A Sephardic View: Miserable People and Good Government
FLATBUSH, BROOKLYN — On election day here, the name of the game is religious education.
Home to an affluent and increasingly observant Syrian Jewish community, Flatbush is a neighborhood of elegant houses and well-manicured lawns hugging Ocean Parkway, one of Brooklyn’s busier thoroughfares. Life in the Jewish community here orbits around the gleaming Sephardic Community Center, a sort of outer-borough JCC that today doubles as a local polling site.
Outside the Center, luxury cars pick up and drop off kids as a lone canvasser distributes literature in support of Joseph Hayon, a Republican candidate for the New York State Assembly.
The canvasser, an Ashkenazic Orthodox 25-year-old, would not give his name. At 7 p.m., he said he had been on the corner since 2. He was offering pamphlets that highlighted a 2009 bill co-sponsored by Hayon’s opponent, incumbent Democrat Steven Cymbrowitz, that would have required public and private schools – including private religious schools – to provide a course in hate crime awareness, including awareness of hate crimes committed on the basis of sexual orientation, that would “promote attitudes of tolerance and acceptance.” The pamphlet concludes, “Mr. Cymbrowitz doesn’t know or doesn’t care about the havoc this bill would create.”

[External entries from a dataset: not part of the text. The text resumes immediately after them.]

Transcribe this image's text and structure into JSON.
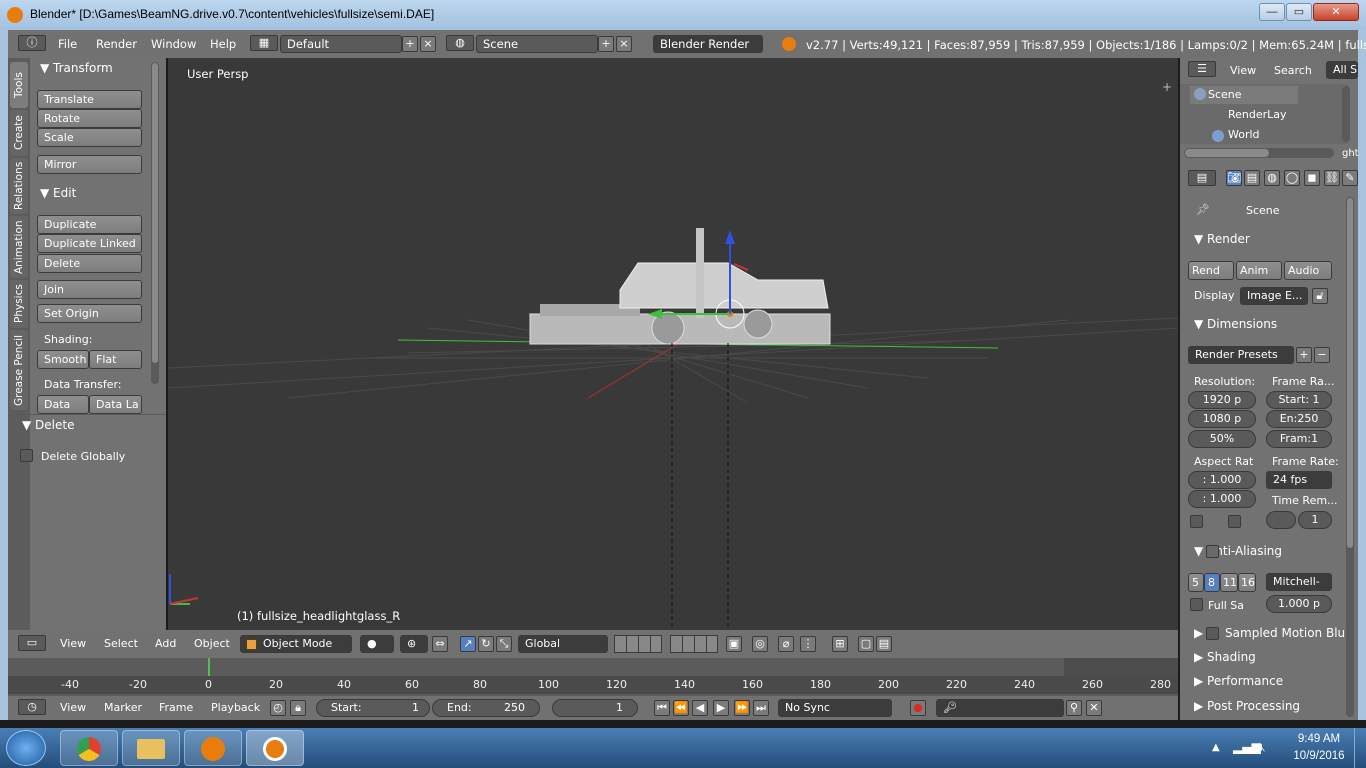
{
  "window": {
    "title": "Blender* [D:\\Games\\BeamNG.drive.v0.7\\content\\vehicles\\fullsize\\semi.DAE]",
    "min": "—",
    "max": "▭",
    "close": "✕"
  },
  "menubar": {
    "file": "File",
    "render": "Render",
    "window": "Window",
    "help": "Help",
    "layout": "Default",
    "scene": "Scene",
    "engine": "Blender Render",
    "stats": "v2.77 | Verts:49,121 | Faces:87,959 | Tris:87,959 | Objects:1/186 | Lamps:0/2 | Mem:65.24M | fullsize_headli"
  },
  "tool_tabs": [
    "Tools",
    "Create",
    "Relations",
    "Animation",
    "Physics",
    "Grease Pencil"
  ],
  "tools": {
    "transform": {
      "header": "Transform",
      "translate": "Translate",
      "rotate": "Rotate",
      "scale": "Scale",
      "mirror": "Mirror"
    },
    "edit": {
      "header": "Edit",
      "duplicate": "Duplicate",
      "duplicate_linked": "Duplicate Linked",
      "delete": "Delete",
      "join": "Join",
      "set_origin": "Set Origin",
      "shading_label": "Shading:",
      "smooth": "Smooth",
      "flat": "Flat",
      "data_transfer_label": "Data Transfer:",
      "data": "Data",
      "data_la": "Data La"
    },
    "delete_panel": {
      "header": "Delete",
      "delete_globally": "Delete Globally"
    }
  },
  "viewport": {
    "view_name": "User Persp",
    "object_label": "(1) fullsize_headlightglass_R"
  },
  "header3d": {
    "view": "View",
    "select": "Select",
    "add": "Add",
    "object": "Object",
    "mode": "Object Mode",
    "orientation": "Global"
  },
  "timeline": {
    "ticks": [
      "-40",
      "-20",
      "0",
      "20",
      "40",
      "60",
      "80",
      "100",
      "120",
      "140",
      "160",
      "180",
      "200",
      "220",
      "240",
      "260",
      "280"
    ],
    "view": "View",
    "marker": "Marker",
    "frame": "Frame",
    "playback": "Playback",
    "start_label": "Start:",
    "start": "1",
    "end_label": "End:",
    "end": "250",
    "current": "1",
    "sync": "No Sync"
  },
  "outliner": {
    "view": "View",
    "search": "Search",
    "all_scenes": "All Sc",
    "items": [
      "Scene",
      "RenderLay",
      "World"
    ],
    "overflow": "ght"
  },
  "properties": {
    "context": "Scene",
    "render": {
      "header": "Render",
      "rend": "Rend",
      "anim": "Anim",
      "audio": "Audio",
      "display_label": "Display",
      "display": "Image E..."
    },
    "dimensions": {
      "header": "Dimensions",
      "presets": "Render Presets",
      "resolution_label": "Resolution:",
      "res_x": "1920 p",
      "res_y": "1080 p",
      "res_pct": "50%",
      "frame_range_label": "Frame Ra...",
      "start": "Start: 1",
      "end": "En:250",
      "step": "Fram:1",
      "aspect_label": "Aspect Rat",
      "aspect_x": ": 1.000",
      "aspect_y": ": 1.000",
      "fps_label": "Frame Rate:",
      "fps": "24 fps",
      "time_remap_label": "Time Rem...",
      "time_remap": "1"
    },
    "antialiasing": {
      "header": "Anti-Aliasing",
      "samples": [
        "5",
        "8",
        "11",
        "16"
      ],
      "filter": "Mitchell-",
      "full_sample": "Full Sa",
      "filter_size": "1.000 p"
    },
    "collapsed": [
      "Sampled Motion Blur",
      "Shading",
      "Performance",
      "Post Processing"
    ]
  },
  "taskbar": {
    "time": "9:49 AM",
    "date": "10/9/2016"
  },
  "colors": {
    "accent": "#5680c2",
    "blender_orange": "#e87d0d",
    "x_axis": "#cc3333",
    "y_axis": "#3fbf3f",
    "z_axis": "#3050e0"
  }
}
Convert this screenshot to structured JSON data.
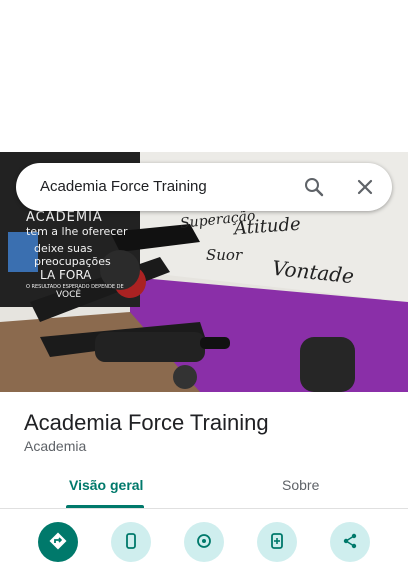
{
  "search": {
    "query": "Academia Force Training"
  },
  "photo": {
    "wall_words": [
      "Superação",
      "Atitude",
      "Suor",
      "Vontade"
    ],
    "sign_lines": [
      "ACADEMIA",
      "tem a lhe oferecer",
      "deixe suas",
      "preocupações",
      "LA FORA",
      "O RESULTADO ESPERADO DEPENDE DE",
      "VOCÊ"
    ]
  },
  "place": {
    "name": "Academia Force Training",
    "category": "Academia"
  },
  "tabs": {
    "overview": "Visão geral",
    "about": "Sobre"
  },
  "actions": [
    "directions-icon",
    "phone-icon",
    "nearby-icon",
    "save-to-phone-icon",
    "share-icon"
  ],
  "colors": {
    "accent": "#00796b",
    "action_bg": "#cfeeee",
    "wall_purple": "#8a2fa8"
  }
}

Orthodox Yeshivas, which would have presumably been impacted by the bill, generally do not promote tolerance of homosexuals.
But while voters approached outside the polling place listed religious education as a top priority, they seemed mostly concerned with the funding of the schools. Audrey Cohen, a neighborhood resident, said that public financial support for private religious schools was the most important issue for her in the election. She said that she would vote for Cymbrowitz.
When told of Cohen’s support for Cymbrowitz, the pro-Hayon canvasser erupted. “That’s a bunch of garbage,” he said, noting that Hayon was listed on the School Choice line as well as the Republican line on the ballot.
Other voters stopped outside the polling place mentioned national issues as being paramount this year.
“My [objective] is trying to change the administration right now,” said Marcus Sultan, a well-dressed middle-aged Jew. Sultan said that he thought the country would be better served with power split between the parties, saying it would force the two to cooperate. He likened good government to a business transaction, saying, “When you have two people and both are miserable, that’s when you have a good deal.”
Benny Escava, another Jewish neighborhood resident, also listed national matters as his top priorities. But he also said that public support for private schools was important. His pick on that issue? Cymbrowitz.